Prior to the actual experiment, electrical stimulation was applied to each subject's left thumb through electrodes with a 5 Hz electrical stimulator (Neurometer CPT, Neurotron, Baltimore, MD) to determine current levels that elicited subjective ratings of 3/10 (innocuous) and 7/10 (noxious) from each subject. The electrical stimulus was increased from baseline (0.7 mA) by 0.05 mA increments, while the subjects were expected to specify when the electrical stimulus reaches to a pain level of 3 (innocuous) and 7 (noxious) on a 0 to 10 scale. These current values were used in the actual experiment.

During the actual experiment, randomized innocuous and noxious electrical stimuli at 5 Hz were applied by a neurometer (Neurotron Inc. Baltimore, MD). Each stimulus lasted 5 seconds, followed by a 25 second rest. Each run lasted 12.5 minutes and consisted of 12 innocuous and 12 noxious stimuli which were randomly ordered (Figure 7, panel C).

Following the NIRS acquisition, the 3D positions of the sources and detectors were obtained using a 3D digitizer (Polhemus Inc., VT).

Data Analysis and Statistics

The raw NIRS signal was first converted into changes in optical density by taking the logarithm of the signal. The channels lower than 80 dB and higher than 140 dB were excluded from the analysis. The changes in oxygenated-hemoglobin (HbO) and deoxygenated-hemoglobin (HbR) concentrations were then obtained using the modified Beer-Lambert law with a partial pathlength factor of 64,5,6. Motion artifacts were detected using hmrMotionArtifact function under HOMER243 and the trials that have motion artifacts within −2 to 15 second window were excluded before the trial averaging analysis.

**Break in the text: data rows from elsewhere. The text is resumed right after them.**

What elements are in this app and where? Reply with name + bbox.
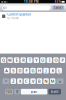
staticText: P <box>62 58 64 63</box>
staticText: W <box>8 58 12 63</box>
staticText: 10:08 PM <box>24 0 38 4</box>
button[interactable]: Y <box>34 57 39 63</box>
button[interactable]: D <box>17 68 23 74</box>
button[interactable]: K <box>50 68 55 74</box>
staticText: H <box>38 68 41 73</box>
button[interactable]: J <box>43 68 49 74</box>
staticText: 123 <box>6 90 12 93</box>
staticText: U <box>41 58 44 63</box>
staticText: Search <box>51 90 59 93</box>
button[interactable]: N <box>43 78 49 84</box>
button[interactable]: Current Location <box>0 12 66 21</box>
button[interactable]: U <box>40 57 46 63</box>
staticText: C <box>25 78 28 84</box>
button[interactable]: x <box>56 78 64 84</box>
button[interactable]: I <box>47 57 52 63</box>
staticText: Q <box>2 58 5 63</box>
button[interactable]: C <box>24 78 29 84</box>
button[interactable]: @ <box>14 89 20 94</box>
button[interactable]: O <box>53 57 59 63</box>
staticText: R <box>22 58 24 63</box>
button[interactable]: E <box>14 57 19 63</box>
staticText: K <box>52 68 54 73</box>
button[interactable]: T <box>27 57 32 63</box>
staticText: L <box>58 68 60 73</box>
staticText: to Home <box>7 16 19 20</box>
button[interactable]: V <box>30 78 36 84</box>
button[interactable]: Search <box>48 89 61 94</box>
staticText: Current Location <box>7 13 31 16</box>
button[interactable]: G <box>30 68 36 74</box>
button[interactable]: M <box>50 78 55 84</box>
staticText: E <box>16 58 18 63</box>
button[interactable]: S <box>11 68 16 74</box>
staticText: 84% <box>55 0 61 4</box>
staticText: A <box>5 68 8 73</box>
staticText: AT&T <box>1 0 7 4</box>
staticText: Y <box>35 58 37 63</box>
button[interactable]: space <box>21 89 47 94</box>
staticText: I <box>49 58 50 63</box>
staticText: ^ <box>5 78 7 84</box>
button[interactable]: ^ <box>2 78 10 84</box>
staticText: x <box>59 78 61 84</box>
staticText: @ <box>16 90 18 93</box>
staticText: G <box>32 68 34 73</box>
staticText: Z <box>12 78 14 84</box>
button[interactable]: 123 <box>5 89 13 94</box>
button[interactable]: Cancel <box>52 6 64 10</box>
button[interactable]: P <box>60 57 65 63</box>
button[interactable]: X <box>17 78 23 84</box>
button[interactable]: H <box>37 68 42 74</box>
staticText: O <box>54 58 57 63</box>
staticText: N <box>45 78 48 84</box>
staticText: B <box>38 78 41 84</box>
button[interactable]: F <box>24 68 29 74</box>
staticText: F <box>26 68 28 73</box>
staticText: J <box>46 68 47 73</box>
staticText: X <box>19 78 21 84</box>
staticText: space <box>30 90 38 93</box>
staticText: T <box>29 58 31 63</box>
staticText: M <box>51 78 55 84</box>
button[interactable]: W <box>7 57 13 63</box>
staticText: D <box>18 68 21 73</box>
button[interactable]: L <box>56 68 62 74</box>
button[interactable]: Q <box>1 57 6 63</box>
button[interactable]: B <box>37 78 42 84</box>
staticText: Cancel <box>54 6 63 10</box>
staticText: V <box>32 78 34 84</box>
staticText: S <box>12 68 14 73</box>
button[interactable]: Z <box>11 78 16 84</box>
button[interactable]: A <box>4 68 10 74</box>
button[interactable]: R <box>20 57 26 63</box>
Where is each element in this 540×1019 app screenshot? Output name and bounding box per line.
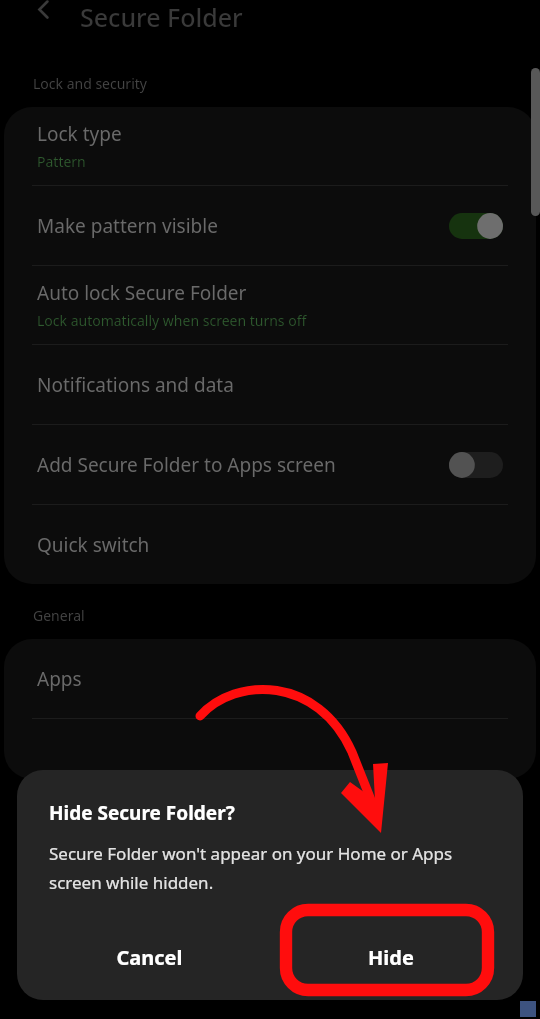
staticText: Apps (37, 666, 82, 692)
staticText: Secure Folder won't appear on your Home … (49, 842, 493, 894)
staticText: Hide Secure Folder? (49, 800, 235, 826)
staticText: Make pattern visible (37, 213, 218, 239)
staticText: Auto lock Secure Folder (37, 280, 247, 306)
staticText: Cancel (116, 944, 183, 971)
staticText: Lock type (37, 121, 122, 147)
button[interactable]: Notifications and data (4, 345, 536, 424)
staticText: Pattern (37, 152, 86, 171)
button[interactable]: Cancel (29, 920, 270, 994)
button[interactable]: Add Secure Folder to Apps screen (4, 425, 536, 504)
button[interactable]: Lock type (4, 107, 536, 185)
staticText: Quick switch (37, 532, 150, 558)
staticText: General (33, 606, 85, 625)
button[interactable]: Auto lock Secure Folder (4, 266, 536, 344)
staticText: Lock and security (33, 74, 147, 93)
button[interactable]: Toggle off (449, 450, 503, 480)
staticText: Hide (368, 944, 414, 971)
staticText: Secure Folder (80, 0, 243, 34)
button[interactable]: Toggle on (449, 211, 503, 241)
button[interactable]: Quick switch (4, 505, 536, 584)
button[interactable]: Hide (270, 920, 511, 994)
button[interactable]: Make pattern visible (4, 186, 536, 265)
staticText: Lock automatically when screen turns off (37, 311, 307, 330)
button[interactable]: Apps (4, 639, 536, 718)
button[interactable]: Back (26, 0, 60, 34)
staticText: Add Secure Folder to Apps screen (37, 452, 336, 478)
staticText: Notifications and data (37, 372, 234, 398)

A total of six trials were lost out of 66 trials across the 11 subject. The hemodynamic response function (HRF) was then estimated by a general linear model approach that uses ordinary least squares. The response was modeled using consecutive Gaussian temporal basis functions with a standard deviation of 0.5 second and their means separated by 0.5 second over the regression time range of −2 to 20 seconds as we have used previously in Ref. 44. The short separation channel with the highest correlation with a given long separation channel was used as a static estimator and regressed out from the long distance channel while simultaneously estimating the HRF as in Gagnon et al., 201144. The method makes the assumption that the signal measured at the short separation channel represents the superficial layers and the signal measured at the long separation channel represents both brain tissue and superficial layers. Thus using short separation channels, the effect of systemic physiology can be captured from superficial layers and then can be used as regressors to filter systemic interference from the long separation channels to provide a more robust estimation of the underlying hemodynamic response to brain activation. Analysis was carried out using the open source software HOMER2, which is implemented in Matlab (Mathworks, Natick, MA).

T-tests were used to determine statistically significant differences in hemodynamic responses to innocuous and noxious stimuli in the first three minutes of acquisition as well as significant differences in the hemodynamic response in the first three minutes as compared to the second three minutes. The channels used and the time range averaged for these t-tests are shown in Figures 1 to 5. The channels used for the motor-sensory and the frontal region analysis are labelled with pink and purple stars respectively in Figure 7, panel A.